Wir, unsere Gruppe 6 Frauen und 2 Männer inklusive Martin, treffen Samstagabend im Bustaxi zusammen. Ich fühlte mich gleich wohl, obwohl ich niemanden kannte. Es herrschte eine angenehme Atmosphäre innerhalb der Gruppe. Ein reger Austausch fand statt. "Wo kommst du denn her?", und " Was machst du so?" - " Wie kamst du auf diese Reise?", das war die inoffizielle Vorstellungsrunde, soweit man/frau das in einem Bustaxi kann.
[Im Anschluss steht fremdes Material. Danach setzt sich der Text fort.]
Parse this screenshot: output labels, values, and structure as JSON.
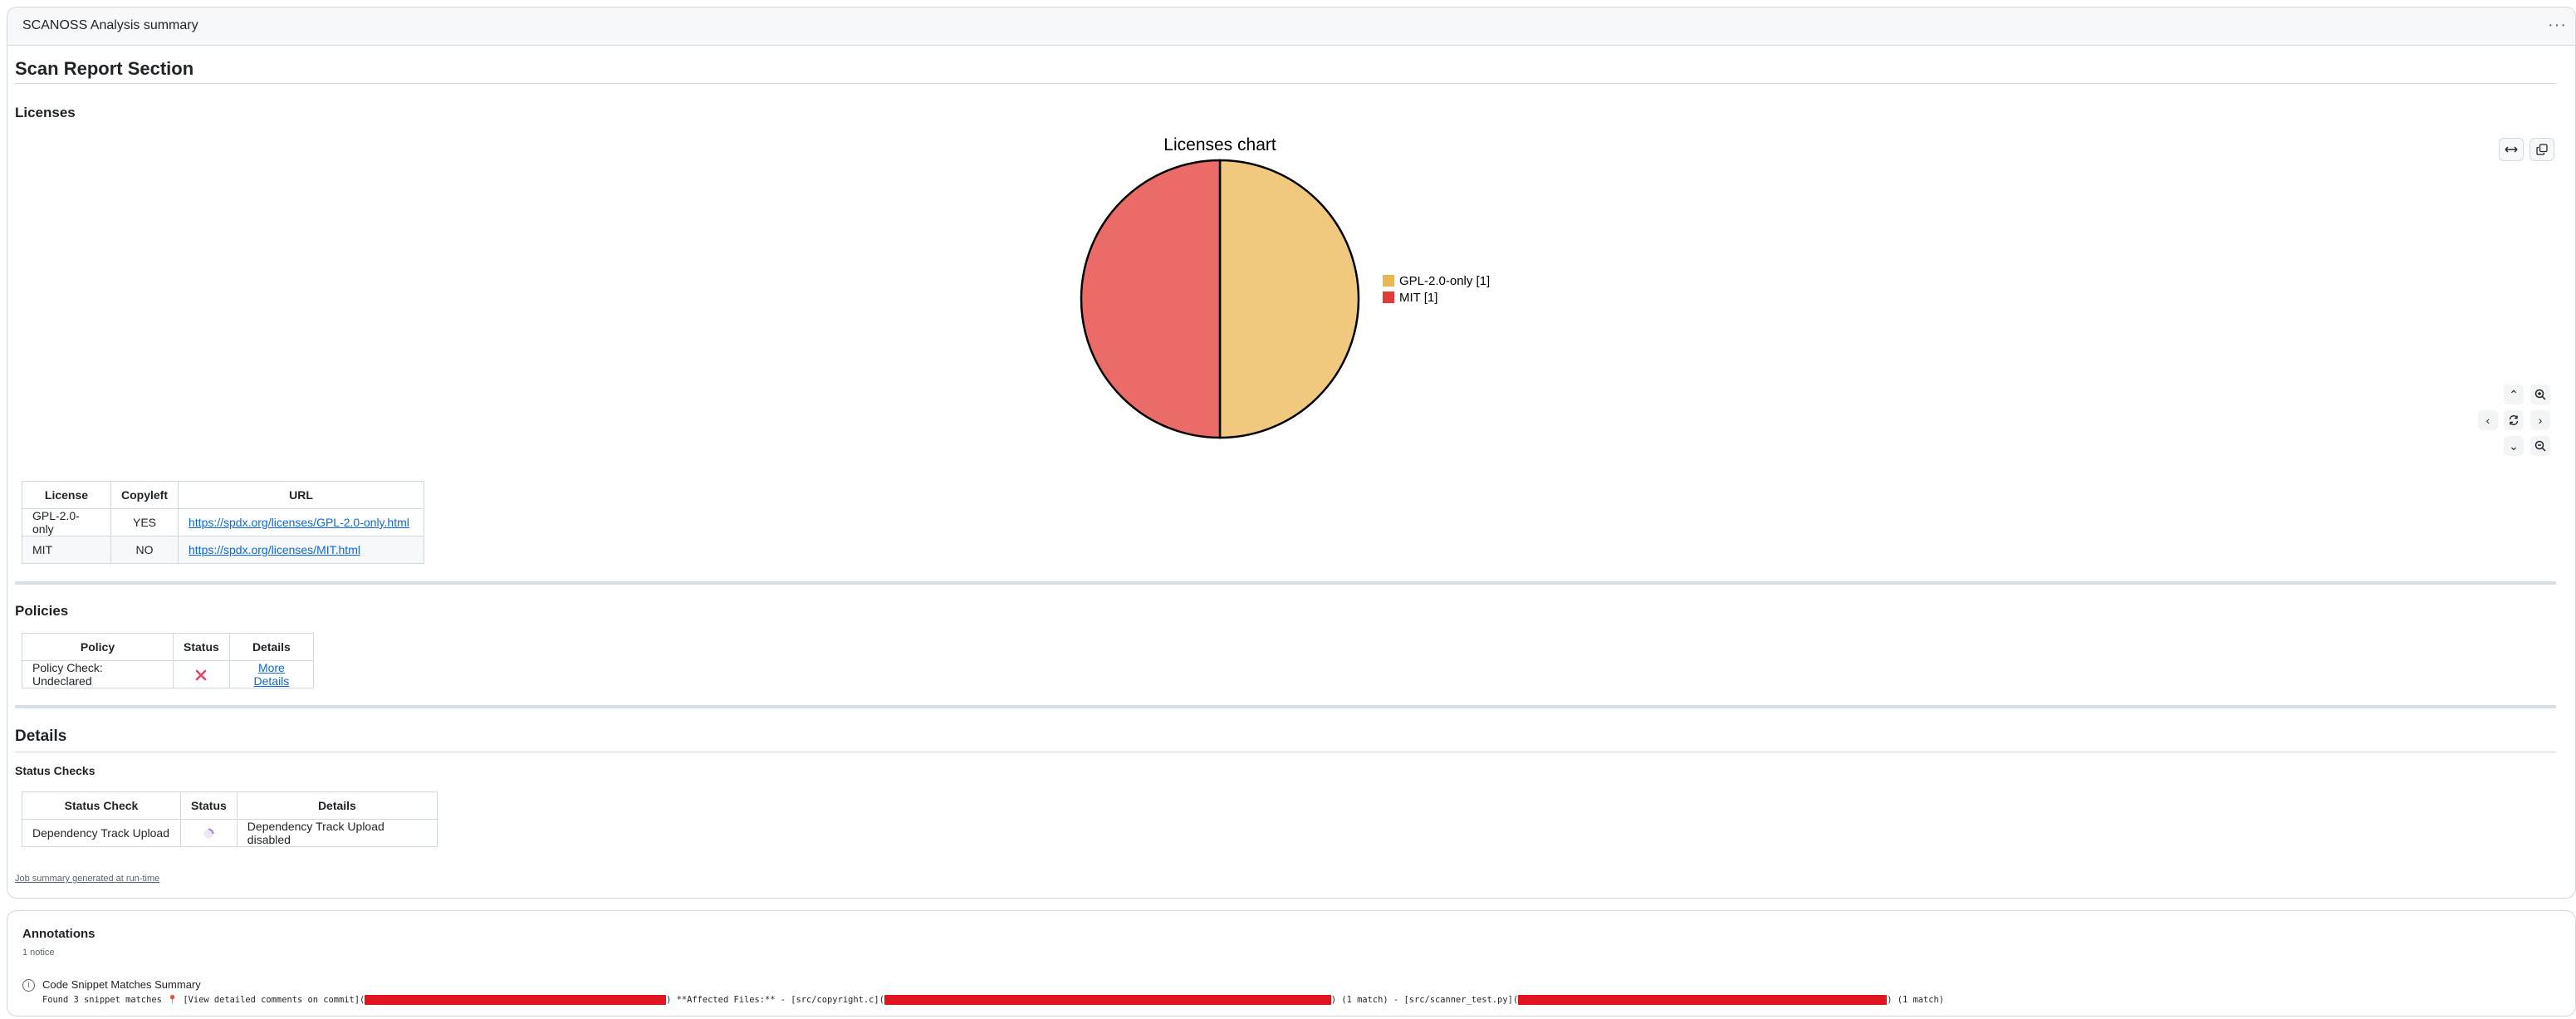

Spätabends wurden wir immer zu zweit in einem B&B ausgeladen. "Wir treffen uns dann morgen bei den Quellen.", meinte Martin. O.k. Ich habe ja deine Handynummer, habe ich mir gedacht falls wir ihn nicht mehr finden.
Ich durfte auf einer Ley-Linie schlafen, welche laut Vermieterin, direkt vom Tor-Berg durch mein Zimmer, bessergesagt durch mein Bett lief. Wann komme ich schon mal in die Erfahrungsmöglichkeit auf einer Ley-Linie zu schlafen? Das Einschlafen war anfangs nicht so leicht, denn Ley-Linien sind wie Meridiane im Körper oder wie Elektrokabel - es läuft sehr viel Information dadurch. Als ich die Augen schloss kam ich mir vor wie auf einer Datenautobahn, konnte aber kein genaues Bild oder Sätze verstehen. Also habe ich das alles einfach durch mich durch gleiten oder fließen lassen. Irgendwann bin ich wohl eingeschlafen.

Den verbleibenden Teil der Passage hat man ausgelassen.